5.1 Bestemmingsomschrijving

De voor 'Verkeer' aangewezen gronden zijn bestemd voor:

  • a. wegen, straten en paden;
  • b. voet- en fietspaden;
  • c. groenvoorzieningen;
  • d. parkeervoorzieningen;
  • e. speelvoorzieningen.
5.2 Bouwregels
  • a. Op of in deze gronden mogen geen gebouwen worden gebouwd, tenzij de gebouwen worden gebouwd ten behoeve van speelvoorzieningen en speeltoestellen;
  • b. de bouwhoogte van gebouwen mag niet meer bedragen dan 4 m;
  • c. voor het bouwen van bouwwerken, geen gebouwen zijnde, geldt de volgende regel:
    • 1. de bouwhoogte van bouwwerken, geen gebouwen zijnde, anders dan rechtstreeks ten behoeve van de geleiding, beveiliging en regeling van het verkeer, mag niet meer dan 6 m bedragen.

Artikel 6 Wonen

6.1 Bestemmingsomschrijving

De voor 'Wonen' aangewezen gronden zijn bestemd voor:

  • a. het wonen in een woning;

en in samenhang daarmee voor:

  • b. aan-huis-verbonden beroep;
  • c. tuinen en erven;

met bij een en ander behorende gebouwen en voorzieningen zoals paden, bermen, parkeervoorzieningen, waterhuishoudkundige voorzieningen en bijbehorende bouwwerken en andere bouwwerken, zoals een geluidscherm, palen, masten, verkeers-, reclame- en andere tekens, kunstwerken, technische installaties en terreinafscheidingen.

6.2 Bouwregels
6.2.1 Hoofdgebouwen

Voor het bouwen van hoofdgebouwen gelden de volgende regels:

  • a. hoofdgebouwen mogen uitsluitend binnen het bouwvlak worden gebouwd;
  • b. uitsluitend de volgende woningtypologieën mogen worden gebouwd ter plaatse van de aanduiding:

Verbeelding   aanduiding   bouwwijze  
aeg   'aaneengebouwd'   aaneengebouwde (rij)woningen  
tae   'twee-aan-een'   twee-aaneen gebouwde woningen  

  • c. het aantal woningen per bouwvlak mag niet meer bedragen dan het aangegeven ter plaatse van de aanduiding 'maximum aantal wooneenheden';
  • d. de goot- en bouwhoogte mag niet meer bedragen dan ter plaatse van de aanduiding 'maximale goot- en bouwhoogte' is aangegeven;
  • e. de maximale diepte en breedte van het hoofdgebouw bedraagt 12 m;
  • f. de afstand van de niet-aaneen gebouwde zijden van twee-aaneen gebouwde woningen tot de zijdelingse bouwperceelsgrens bedraagt tenminste 3 m.;
  • g. voorzien moet worden in voldoende parkeervoorzieningen (zie 1.33).

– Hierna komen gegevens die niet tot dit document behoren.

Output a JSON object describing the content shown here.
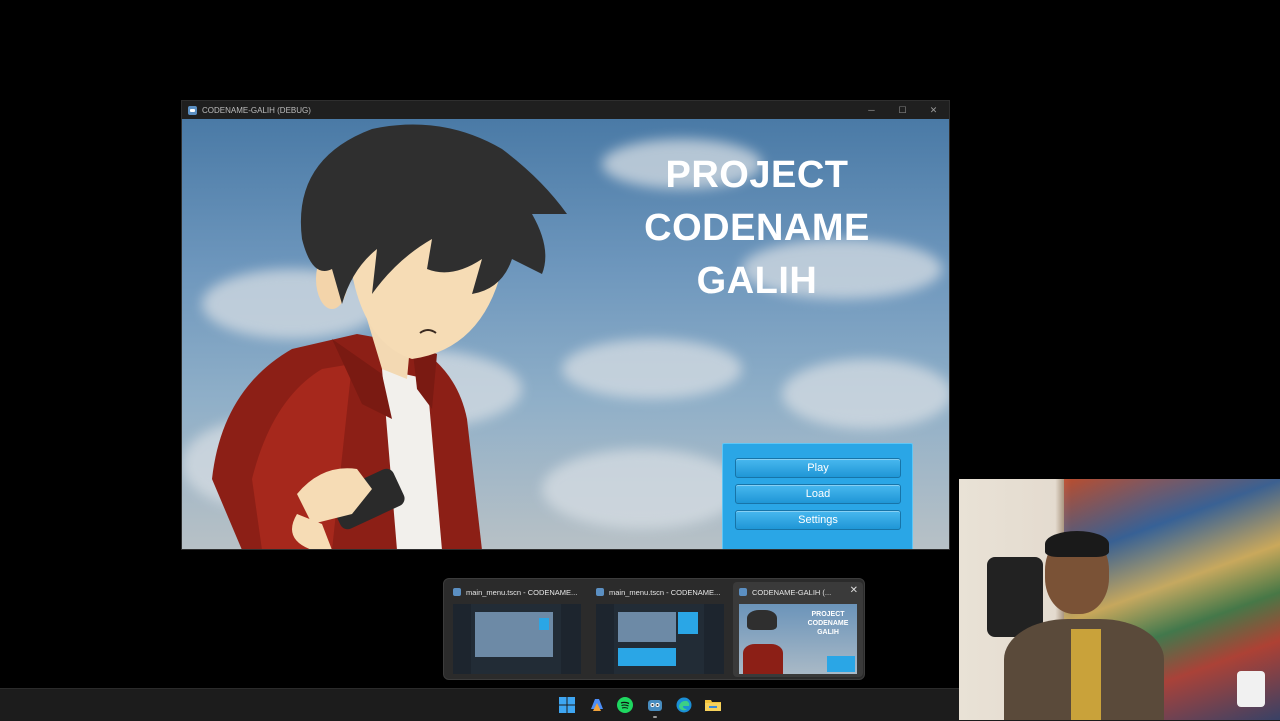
{
  "window": {
    "title": "CODENAME-GALIH (DEBUG)",
    "controls": {
      "minimize": "─",
      "maximize": "☐",
      "close": "✕"
    }
  },
  "game": {
    "title_lines": [
      "PROJECT",
      "CODENAME",
      "GALIH"
    ],
    "menu": {
      "play": "Play",
      "load": "Load",
      "settings": "Settings"
    }
  },
  "taskbar_preview": {
    "items": [
      {
        "label": "main_menu.tscn - CODENAME..."
      },
      {
        "label": "main_menu.tscn - CODENAME..."
      },
      {
        "label": "CODENAME-GALIH (...",
        "close": "✕"
      }
    ],
    "mini_game_title": [
      "PROJECT",
      "CODENAME",
      "GALIH"
    ]
  },
  "taskbar": {
    "icons": [
      "windows-start-icon",
      "copilot-icon",
      "spotify-icon",
      "godot-icon",
      "edge-icon",
      "file-explorer-icon"
    ]
  },
  "colors": {
    "menu_panel": "#2aa6e6",
    "button": "#1f96d6",
    "taskbar": "#1c1c1c"
  }
}
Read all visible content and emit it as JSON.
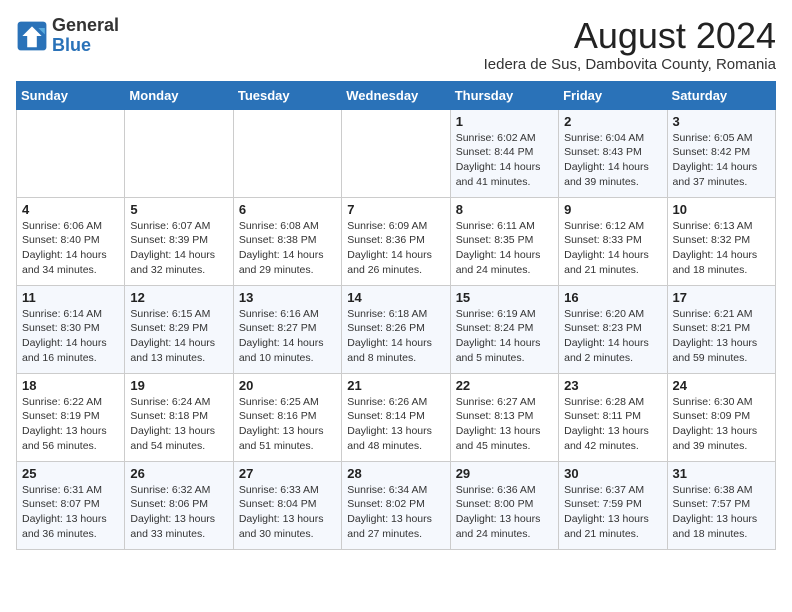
{
  "header": {
    "logo_general": "General",
    "logo_blue": "Blue",
    "month_year": "August 2024",
    "location": "Iedera de Sus, Dambovita County, Romania"
  },
  "days_of_week": [
    "Sunday",
    "Monday",
    "Tuesday",
    "Wednesday",
    "Thursday",
    "Friday",
    "Saturday"
  ],
  "weeks": [
    [
      {
        "day": "",
        "info": ""
      },
      {
        "day": "",
        "info": ""
      },
      {
        "day": "",
        "info": ""
      },
      {
        "day": "",
        "info": ""
      },
      {
        "day": "1",
        "info": "Sunrise: 6:02 AM\nSunset: 8:44 PM\nDaylight: 14 hours and 41 minutes."
      },
      {
        "day": "2",
        "info": "Sunrise: 6:04 AM\nSunset: 8:43 PM\nDaylight: 14 hours and 39 minutes."
      },
      {
        "day": "3",
        "info": "Sunrise: 6:05 AM\nSunset: 8:42 PM\nDaylight: 14 hours and 37 minutes."
      }
    ],
    [
      {
        "day": "4",
        "info": "Sunrise: 6:06 AM\nSunset: 8:40 PM\nDaylight: 14 hours and 34 minutes."
      },
      {
        "day": "5",
        "info": "Sunrise: 6:07 AM\nSunset: 8:39 PM\nDaylight: 14 hours and 32 minutes."
      },
      {
        "day": "6",
        "info": "Sunrise: 6:08 AM\nSunset: 8:38 PM\nDaylight: 14 hours and 29 minutes."
      },
      {
        "day": "7",
        "info": "Sunrise: 6:09 AM\nSunset: 8:36 PM\nDaylight: 14 hours and 26 minutes."
      },
      {
        "day": "8",
        "info": "Sunrise: 6:11 AM\nSunset: 8:35 PM\nDaylight: 14 hours and 24 minutes."
      },
      {
        "day": "9",
        "info": "Sunrise: 6:12 AM\nSunset: 8:33 PM\nDaylight: 14 hours and 21 minutes."
      },
      {
        "day": "10",
        "info": "Sunrise: 6:13 AM\nSunset: 8:32 PM\nDaylight: 14 hours and 18 minutes."
      }
    ],
    [
      {
        "day": "11",
        "info": "Sunrise: 6:14 AM\nSunset: 8:30 PM\nDaylight: 14 hours and 16 minutes."
      },
      {
        "day": "12",
        "info": "Sunrise: 6:15 AM\nSunset: 8:29 PM\nDaylight: 14 hours and 13 minutes."
      },
      {
        "day": "13",
        "info": "Sunrise: 6:16 AM\nSunset: 8:27 PM\nDaylight: 14 hours and 10 minutes."
      },
      {
        "day": "14",
        "info": "Sunrise: 6:18 AM\nSunset: 8:26 PM\nDaylight: 14 hours and 8 minutes."
      },
      {
        "day": "15",
        "info": "Sunrise: 6:19 AM\nSunset: 8:24 PM\nDaylight: 14 hours and 5 minutes."
      },
      {
        "day": "16",
        "info": "Sunrise: 6:20 AM\nSunset: 8:23 PM\nDaylight: 14 hours and 2 minutes."
      },
      {
        "day": "17",
        "info": "Sunrise: 6:21 AM\nSunset: 8:21 PM\nDaylight: 13 hours and 59 minutes."
      }
    ],
    [
      {
        "day": "18",
        "info": "Sunrise: 6:22 AM\nSunset: 8:19 PM\nDaylight: 13 hours and 56 minutes."
      },
      {
        "day": "19",
        "info": "Sunrise: 6:24 AM\nSunset: 8:18 PM\nDaylight: 13 hours and 54 minutes."
      },
      {
        "day": "20",
        "info": "Sunrise: 6:25 AM\nSunset: 8:16 PM\nDaylight: 13 hours and 51 minutes."
      },
      {
        "day": "21",
        "info": "Sunrise: 6:26 AM\nSunset: 8:14 PM\nDaylight: 13 hours and 48 minutes."
      },
      {
        "day": "22",
        "info": "Sunrise: 6:27 AM\nSunset: 8:13 PM\nDaylight: 13 hours and 45 minutes."
      },
      {
        "day": "23",
        "info": "Sunrise: 6:28 AM\nSunset: 8:11 PM\nDaylight: 13 hours and 42 minutes."
      },
      {
        "day": "24",
        "info": "Sunrise: 6:30 AM\nSunset: 8:09 PM\nDaylight: 13 hours and 39 minutes."
      }
    ],
    [
      {
        "day": "25",
        "info": "Sunrise: 6:31 AM\nSunset: 8:07 PM\nDaylight: 13 hours and 36 minutes."
      },
      {
        "day": "26",
        "info": "Sunrise: 6:32 AM\nSunset: 8:06 PM\nDaylight: 13 hours and 33 minutes."
      },
      {
        "day": "27",
        "info": "Sunrise: 6:33 AM\nSunset: 8:04 PM\nDaylight: 13 hours and 30 minutes."
      },
      {
        "day": "28",
        "info": "Sunrise: 6:34 AM\nSunset: 8:02 PM\nDaylight: 13 hours and 27 minutes."
      },
      {
        "day": "29",
        "info": "Sunrise: 6:36 AM\nSunset: 8:00 PM\nDaylight: 13 hours and 24 minutes."
      },
      {
        "day": "30",
        "info": "Sunrise: 6:37 AM\nSunset: 7:59 PM\nDaylight: 13 hours and 21 minutes."
      },
      {
        "day": "31",
        "info": "Sunrise: 6:38 AM\nSunset: 7:57 PM\nDaylight: 13 hours and 18 minutes."
      }
    ]
  ]
}
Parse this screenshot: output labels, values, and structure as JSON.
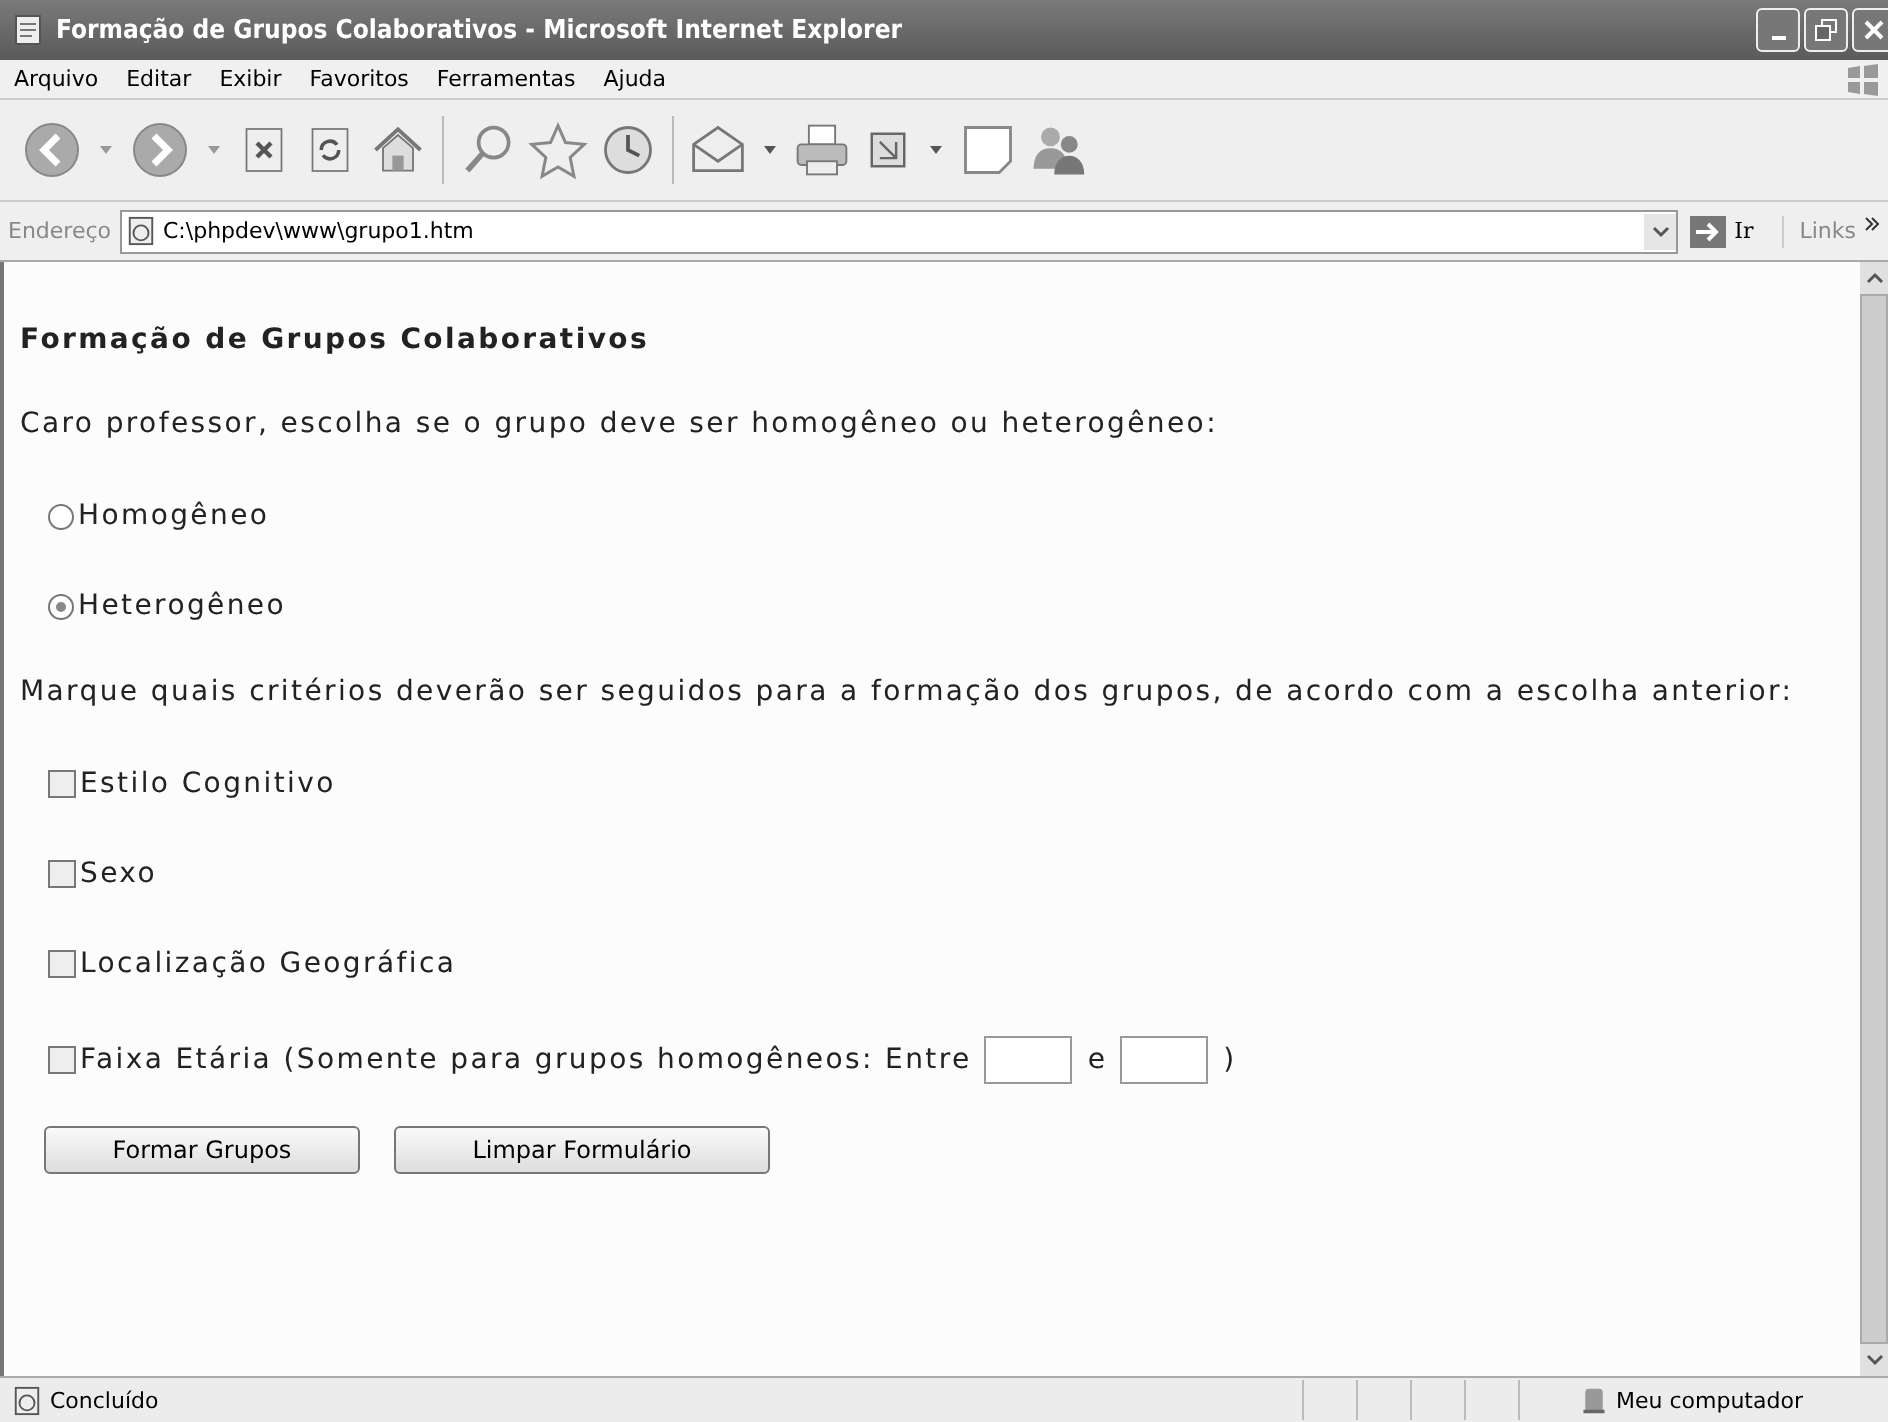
{
  "window": {
    "title": "Formação de Grupos Colaborativos - Microsoft Internet Explorer"
  },
  "menu": [
    "Arquivo",
    "Editar",
    "Exibir",
    "Favoritos",
    "Ferramentas",
    "Ajuda"
  ],
  "address_bar": {
    "label": "Endereço",
    "value": "C:\\phpdev\\www\\grupo1.htm",
    "go": "Ir",
    "links": "Links"
  },
  "page": {
    "heading": "Formação de Grupos Colaborativos",
    "intro": "Caro professor, escolha se o grupo deve ser homogêneo ou heterogêneo:",
    "radios": [
      {
        "label": "Homogêneo",
        "selected": false
      },
      {
        "label": "Heterogêneo",
        "selected": true
      }
    ],
    "criteria_prompt": "Marque quais critérios deverão ser seguidos para a formação dos grupos, de acordo com a escolha anterior:",
    "criteria": [
      {
        "kind": "plain",
        "label": "Estilo Cognitivo",
        "checked": false
      },
      {
        "kind": "plain",
        "label": "Sexo",
        "checked": false
      },
      {
        "kind": "plain",
        "label": "Localização Geográfica",
        "checked": false
      },
      {
        "kind": "range",
        "label": "Faixa Etária (Somente para grupos homogêneos: Entre",
        "separator": "e",
        "closing": ")",
        "checked": false
      }
    ],
    "buttons": [
      "Formar Grupos",
      "Limpar Formulário"
    ]
  },
  "status_bar": {
    "message": "Concluído",
    "zone": "Meu computador"
  }
}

6.2.2 Bijbehorende bouwwerken

Voor het bouwen van bijbehorende bouwwerken gelden de volgende regels:

  • a. de maximale goothoogte bedraagt 3,5 m;
  • b. de maximale bouwhoogte bedraagt 5 m;
  • c. bijbehorende bouwwerken mogen uitsluitend worden gebouwd op minimaal 1 m achter (het verlengde van) de voorgevel van het hoofdgebouw;
  • d. de gezamelijke oppervlakte van bijbehorende bouwwerken per woning mag niet meer bedragen dan 60 m2;
  • e. de oppervlakte van bijbehorende bouwwerken in het bebouwingsgebied bedraagt niet meer dan 50% van het bebouwingsgebied;
  • f. en het bebouwingspercentage per bouwperceel bedraagt niet meer dan 50%;
  • g. afwijkend van de bepalingen onder:
    • 1. a en b geldt dat de goothoogte 5 m mag bedragen en de bouwhoogte 7 m als ten minste 15 m van de zijdelingse bouwperceelsgrens wordt gebleven en ten minste 15 m van het hoofdgebouw mits het hoofdgebouw ten minste 9 m hoog is;
    • 2. b geldt, daar waar de kapconstructie in het verlengde ligt van het hoofdgebouw, als maximale bouwhoogte de hoogte van het hoofdgebouw minus 1,5 m;
    • 3. c geldt, dat bij de rug-aan-rug woningen in het meest noordelijke bouwvlak, bijbehorende bouwwerken ook voor de voorgevel van het hoofdgebouw mogen worden gebouwd;
  • h. voorzien moet worden in voldoende parkeervoorzieningen (zie 1.33).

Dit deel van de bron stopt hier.